A reader from Loganville, Georgia named Jim asks, “Is there any way they (satellite company, broadcaster, advertiser) can know what TV show I am watching? I believe NOT! How are TV ratings derived?”
The short answer is that increasingly, yes, satellite TV companies and especially streaming services such as Netflix can tell exactly what you’re watching, particularly if your set-top box is Internet-connected and you’re watching video-on-demand programming. Traditional broadcast signals, non-Internet satellite boxes and non-Internet cable boxes typically don’t have a way to transmit that data back.
However viewing becomes increasingly tough to track for broadcasters, cable companies and TV networks as people watch television on multiple devices. The industry is in the middle of a transition to try to get a better handle on viewership habits, with several options on the table and hopes that something will work out by next year.

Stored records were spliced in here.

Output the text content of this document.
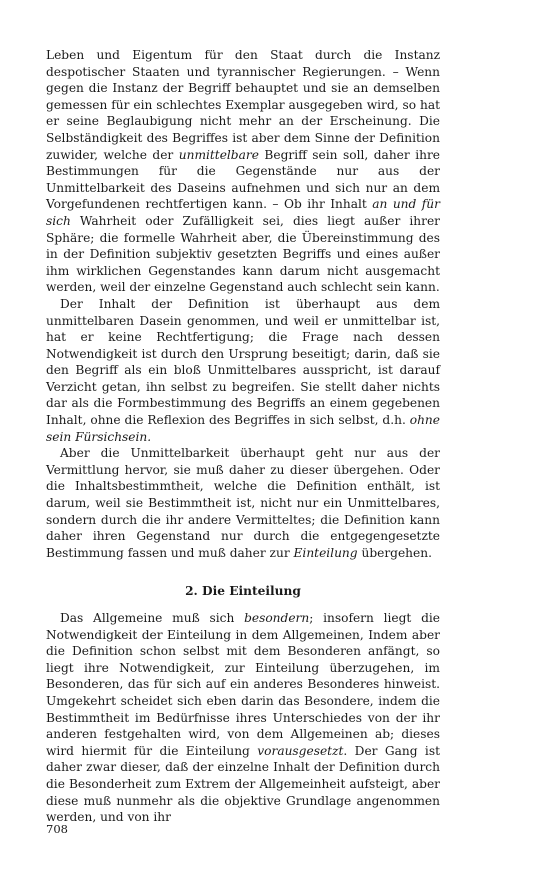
Leben und Eigentum für den Staat durch die Instanz despotischer Staaten und tyrannischer Regierungen. – Wenn gegen die Instanz der Begriff behauptet und sie an demselben gemessen für ein schlechtes Exemplar ausgegeben wird, so hat er seine Beglaubigung nicht mehr an der Erscheinung. Die Selbständigkeit des Begriffes ist aber dem Sinne der Definition zuwider, welche der unmittelbare Begriff sein soll, daher ihre Bestimmungen für die Gegenstände nur aus der Unmittelbarkeit des Daseins aufnehmen und sich nur an dem Vorgefundenen rechtfertigen kann. – Ob ihr Inhalt an und für sich Wahrheit oder Zufälligkeit sei, dies liegt außer ihrer Sphäre; die formelle Wahrheit aber, die Übereinstimmung des in der Definition subjektiv gesetzten Begriffs und eines außer ihm wirklichen Gegenstandes kann darum nicht ausgemacht werden, weil der einzelne Gegenstand auch schlecht sein kann.

Der Inhalt der Definition ist überhaupt aus dem unmittelbaren Dasein genommen, und weil er unmittelbar ist, hat er keine Rechtfertigung; die Frage nach dessen Notwendigkeit ist durch den Ursprung beseitigt; darin, daß sie den Begriff als ein bloß Unmittelbares ausspricht, ist darauf Verzicht getan, ihn selbst zu begreifen. Sie stellt daher nichts dar als die Formbestimmung des Begriffs an einem gegebenen Inhalt, ohne die Reflexion des Begriffes in sich selbst, d.h. ohne sein Fürsichsein.

Aber die Unmittelbarkeit überhaupt geht nur aus der Vermittlung hervor, sie muß daher zu dieser übergehen. Oder die Inhaltsbestimmtheit, welche die Definition enthält, ist darum, weil sie Bestimmtheit ist, nicht nur ein Unmittelbares, sondern durch die ihr andere Vermitteltes; die Definition kann daher ihren Gegenstand nur durch die entgegengesetzte Bestimmung fassen und muß daher zur Einteilung übergehen.

2. Die Einteilung

Das Allgemeine muß sich besondern; insofern liegt die Notwendigkeit der Einteilung in dem Allgemeinen, Indem aber die Definition schon selbst mit dem Besonderen anfängt, so liegt ihre Notwendigkeit, zur Einteilung überzugehen, im Besonderen, das für sich auf ein anderes Besonderes hinweist. Umgekehrt scheidet sich eben darin das Besondere, indem die Bestimmtheit im Bedürfnisse ihres Unterschiedes von der ihr anderen festgehalten wird, von dem Allgemeinen ab; dieses wird hiermit für die Einteilung vorausgesetzt. Der Gang ist daher zwar dieser, daß der einzelne Inhalt der Definition durch die Besonderheit zum Extrem der Allgemeinheit aufsteigt, aber diese muß nunmehr als die objektive Grundlage angenommen werden, und von ihr

708
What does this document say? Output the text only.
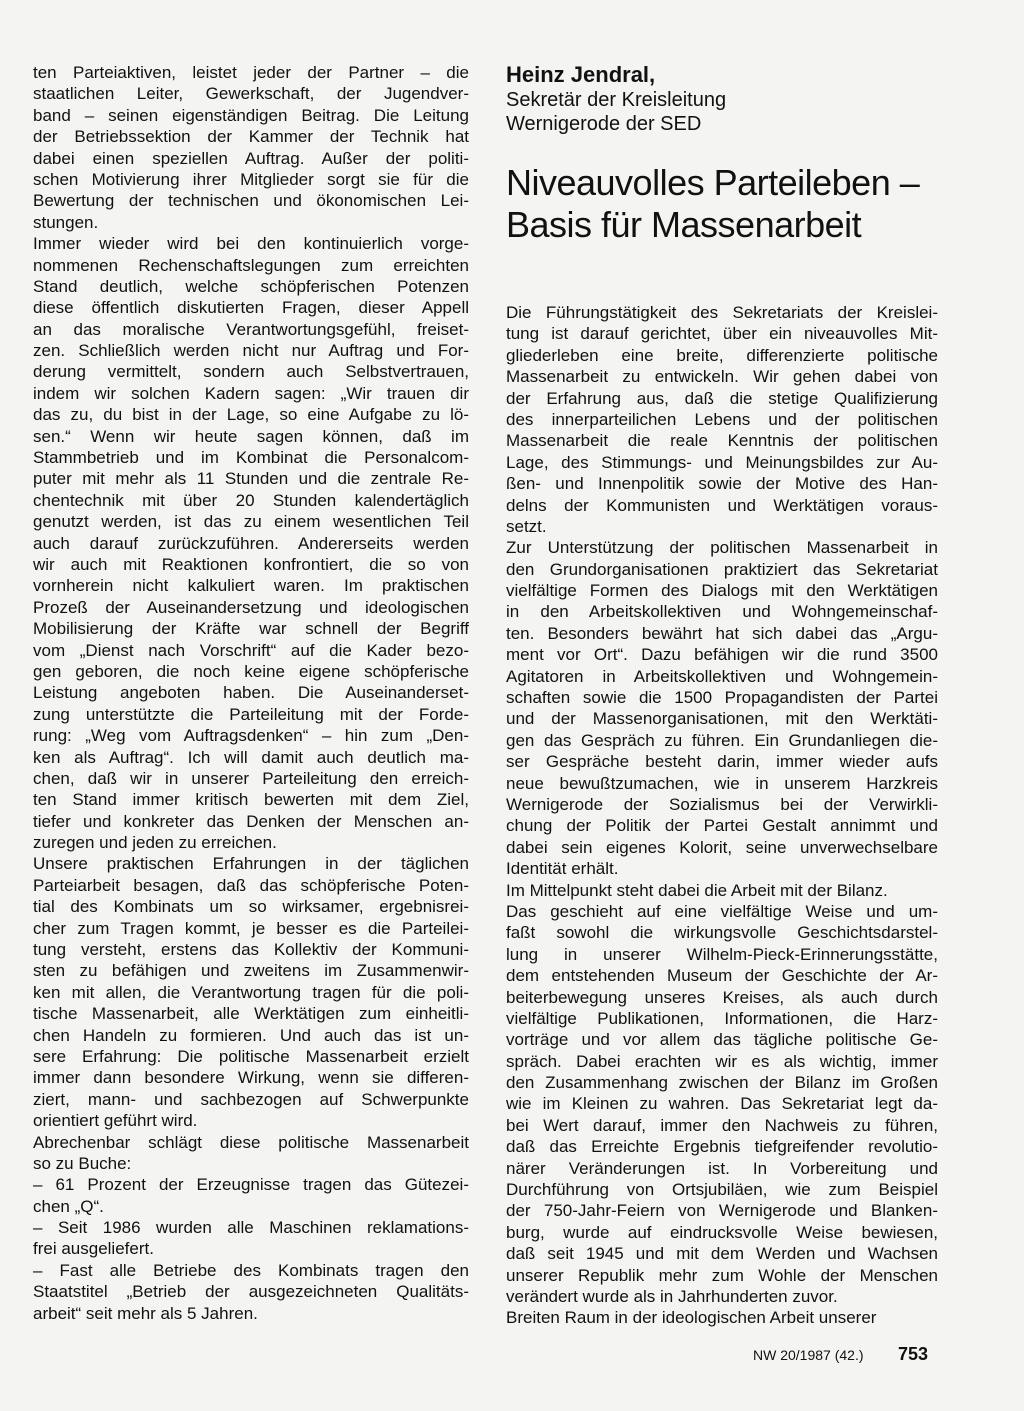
ten Parteiaktiven, leistet jeder der Partner – die
staatlichen Leiter, Gewerkschaft, der Jugendver-
band – seinen eigenständigen Beitrag. Die Leitung
der Betriebssektion der Kammer der Technik hat
dabei einen speziellen Auftrag. Außer der politi-
schen Motivierung ihrer Mitglieder sorgt sie für die
Bewertung der technischen und ökonomischen Lei-
stungen.
Immer wieder wird bei den kontinuierlich vorge-
nommenen Rechenschaftslegungen zum erreichten
Stand deutlich, welche schöpferischen Potenzen
diese öffentlich diskutierten Fragen, dieser Appell
an das moralische Verantwortungsgefühl, freiset-
zen. Schließlich werden nicht nur Auftrag und For-
derung vermittelt, sondern auch Selbstvertrauen,
indem wir solchen Kadern sagen: „Wir trauen dir
das zu, du bist in der Lage, so eine Aufgabe zu lö-
sen.“ Wenn wir heute sagen können, daß im
Stammbetrieb und im Kombinat die Personalcom-
puter mit mehr als 11 Stunden und die zentrale Re-
chentechnik mit über 20 Stunden kalendertäglich
genutzt werden, ist das zu einem wesentlichen Teil
auch darauf zurückzuführen. Andererseits werden
wir auch mit Reaktionen konfrontiert, die so von
vornherein nicht kalkuliert waren. Im praktischen
Prozeß der Auseinandersetzung und ideologischen
Mobilisierung der Kräfte war schnell der Begriff
vom „Dienst nach Vorschrift“ auf die Kader bezo-
gen geboren, die noch keine eigene schöpferische
Leistung angeboten haben. Die Auseinanderset-
zung unterstützte die Parteileitung mit der Forde-
rung: „Weg vom Auftragsdenken“ – hin zum „Den-
ken als Auftrag“. Ich will damit auch deutlich ma-
chen, daß wir in unserer Parteileitung den erreich-
ten Stand immer kritisch bewerten mit dem Ziel,
tiefer und konkreter das Denken der Menschen an-
zuregen und jeden zu erreichen.
Unsere praktischen Erfahrungen in der täglichen
Parteiarbeit besagen, daß das schöpferische Poten-
tial des Kombinats um so wirksamer, ergebnisrei-
cher zum Tragen kommt, je besser es die Parteilei-
tung versteht, erstens das Kollektiv der Kommuni-
sten zu befähigen und zweitens im Zusammenwir-
ken mit allen, die Verantwortung tragen für die poli-
tische Massenarbeit, alle Werktätigen zum einheitli-
chen Handeln zu formieren. Und auch das ist un-
sere Erfahrung: Die politische Massenarbeit erzielt
immer dann besondere Wirkung, wenn sie differen-
ziert, mann- und sachbezogen auf Schwerpunkte
orientiert geführt wird.
Abrechenbar schlägt diese politische Massenarbeit
so zu Buche:
– 61 Prozent der Erzeugnisse tragen das Gütezei-
chen „Q“.
– Seit 1986 wurden alle Maschinen reklamations-
frei ausgeliefert.
– Fast alle Betriebe des Kombinats tragen den
Staatstitel „Betrieb der ausgezeichneten Qualitäts-
arbeit“ seit mehr als 5 Jahren.
Heinz Jendral,
Sekretär der Kreisleitung
Wernigerode der SED
Niveauvolles Parteileben –
Basis für Massenarbeit
Die Führungstätigkeit des Sekretariats der Kreislei-
tung ist darauf gerichtet, über ein niveauvolles Mit-
gliederleben eine breite, differenzierte politische
Massenarbeit zu entwickeln. Wir gehen dabei von
der Erfahrung aus, daß die stetige Qualifizierung
des innerparteilichen Lebens und der politischen
Massenarbeit die reale Kenntnis der politischen
Lage, des Stimmungs- und Meinungsbildes zur Au-
ßen- und Innenpolitik sowie der Motive des Han-
delns der Kommunisten und Werktätigen voraus-
setzt.
Zur Unterstützung der politischen Massenarbeit in
den Grundorganisationen praktiziert das Sekretariat
vielfältige Formen des Dialogs mit den Werktätigen
in den Arbeitskollektiven und Wohngemeinschaf-
ten. Besonders bewährt hat sich dabei das „Argu-
ment vor Ort“. Dazu befähigen wir die rund 3500
Agitatoren in Arbeitskollektiven und Wohngemein-
schaften sowie die 1500 Propagandisten der Partei
und der Massenorganisationen, mit den Werktäti-
gen das Gespräch zu führen. Ein Grundanliegen die-
ser Gespräche besteht darin, immer wieder aufs
neue bewußtzumachen, wie in unserem Harzkreis
Wernigerode der Sozialismus bei der Verwirkli-
chung der Politik der Partei Gestalt annimmt und
dabei sein eigenes Kolorit, seine unverwechselbare
Identität erhält.
Im Mittelpunkt steht dabei die Arbeit mit der Bilanz.
Das geschieht auf eine vielfältige Weise und um-
faßt sowohl die wirkungsvolle Geschichtsdarstel-
lung in unserer Wilhelm-Pieck-Erinnerungsstätte,
dem entstehenden Museum der Geschichte der Ar-
beiterbewegung unseres Kreises, als auch durch
vielfältige Publikationen, Informationen, die Harz-
vorträge und vor allem das tägliche politische Ge-
spräch. Dabei erachten wir es als wichtig, immer
den Zusammenhang zwischen der Bilanz im Großen
wie im Kleinen zu wahren. Das Sekretariat legt da-
bei Wert darauf, immer den Nachweis zu führen,
daß das Erreichte Ergebnis tiefgreifender revolutio-
närer Veränderungen ist. In Vorbereitung und
Durchführung von Ortsjubiläen, wie zum Beispiel
der 750-Jahr-Feiern von Wernigerode und Blanken-
burg, wurde auf eindrucksvolle Weise bewiesen,
daß seit 1945 und mit dem Werden und Wachsen
unserer Republik mehr zum Wohle der Menschen
verändert wurde als in Jahrhunderten zuvor.
Breiten Raum in der ideologischen Arbeit unserer
NW 20/1987 (42.) 753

That said, these players, especially in local markets, still rely on third-party Nielsen ratings information. It works by sampling U.S. families and what they watch (and what they stream and DVR) and then extrapolating that data into an estimate of how many people are watching a show. Nielsen recently added ratings information for Netflix, a company that typically is pretty tight-lipped about its rating numbers. Advertisers are more likely to trust information from Nielsen than if each broadcaster was trying to track its own viewership and compare it to everybody else’s.